Raw, it doesn’t taste great. Not that I’m an expert on bug eating or anything, but it kind of tastes like you’d expect it to; a bit dusty, a bit husky, with bits that get stuck between your teeth and probably don’t digest too well. Your Koi carp might disagree, but I think it needs cooking.

Pizza is the answer. I rustle up a batch of dough, add a layer of tomato paste, sprinkle some grated mozzarella over the top, then carefully arrange some asparagus spears clock-style over the base. (Note: this artistic flourish gives the casual viewer the impression that I’ve laboured many hours over the recipe, and that my cooking skills have advanced to a point where the fine art of final presentation has become as important as flavour. This couldn’t be further from the truth, of course: all this arseing around merely disguises the fact that I’ve made no effort at all). Finally, the pupa are laid out in their cheesy graveyard.

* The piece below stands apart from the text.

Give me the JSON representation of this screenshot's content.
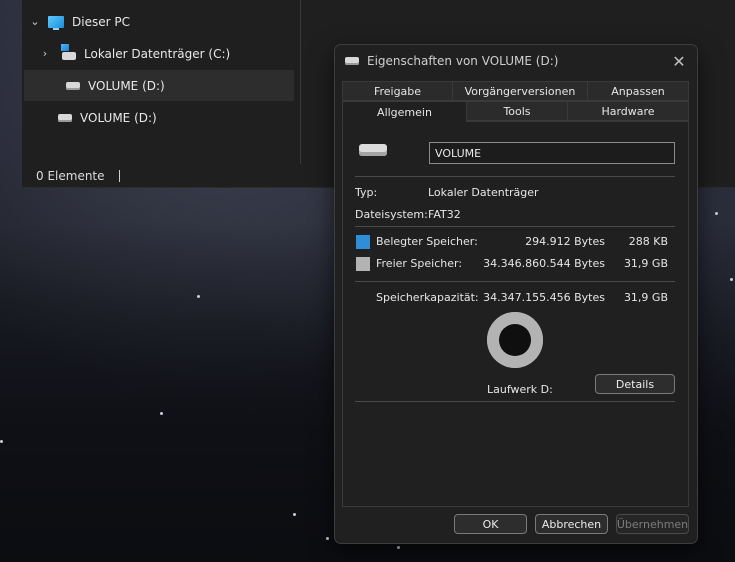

Visually speaking, it’s an obvious triumph. The asparagus wheel draws the attention, while the silkworm pupa nestle cozily in the melted cheese, wilted and glistening. Breathlessly I steer a pizza cutter through my doughy prize, carving out a generous slice of Korean-Italian ecstasy.

It isn’t very nice. In fact, it’s quite nasty. So I throw away the pizza and eat some toast. With jam on it. Nice jam.

Mmmm, I like jam.

pyongyang pc sale

Outside the Kimilsungia-Kimjonglia Exhibition Hall, home to Pyongyang’s spectacular annual flower exhibition, there’s a gift shop (wherever you go, there’s always a gift shop). This one sells the usual DPRK faire: seeds, ginseng, motorbike parts, postcards, that sort of thing… and it also sells computers. There’s a gleaming, unpriced Mac G5 sitting in the corner, while several PCs clutter up the counter-space. Unusually, a couple of them are priced in tourist currency (in this case $US, although the euro is more commonly seen) and North Korean won, suggesting that there’s a bustling local trade in used computers.

Modem apparently not included

One careful owner

On my flight from Shenyang to Pyongyang, I sat behind several rows of young North Koreans, Kim badges shining proudly on their lapels. Three of them were also wearing iPods. And if they have mp3 players, you figure they have access to computers. Perhaps they bought them at a flower exhibition.

propaganda poster poser

Last time I went to North Korea I brought back a trio of rather dandy socialist realism posters that Blogjam readers very kindly translated for me.

Rather splendidly, it’s that time again. So if anyone can translate the text in the poster below from Hangul into English, I’d be forever grateful. Personally, I expect it reads something along the lines of, “Hey! Did you spill my Taedonggang?”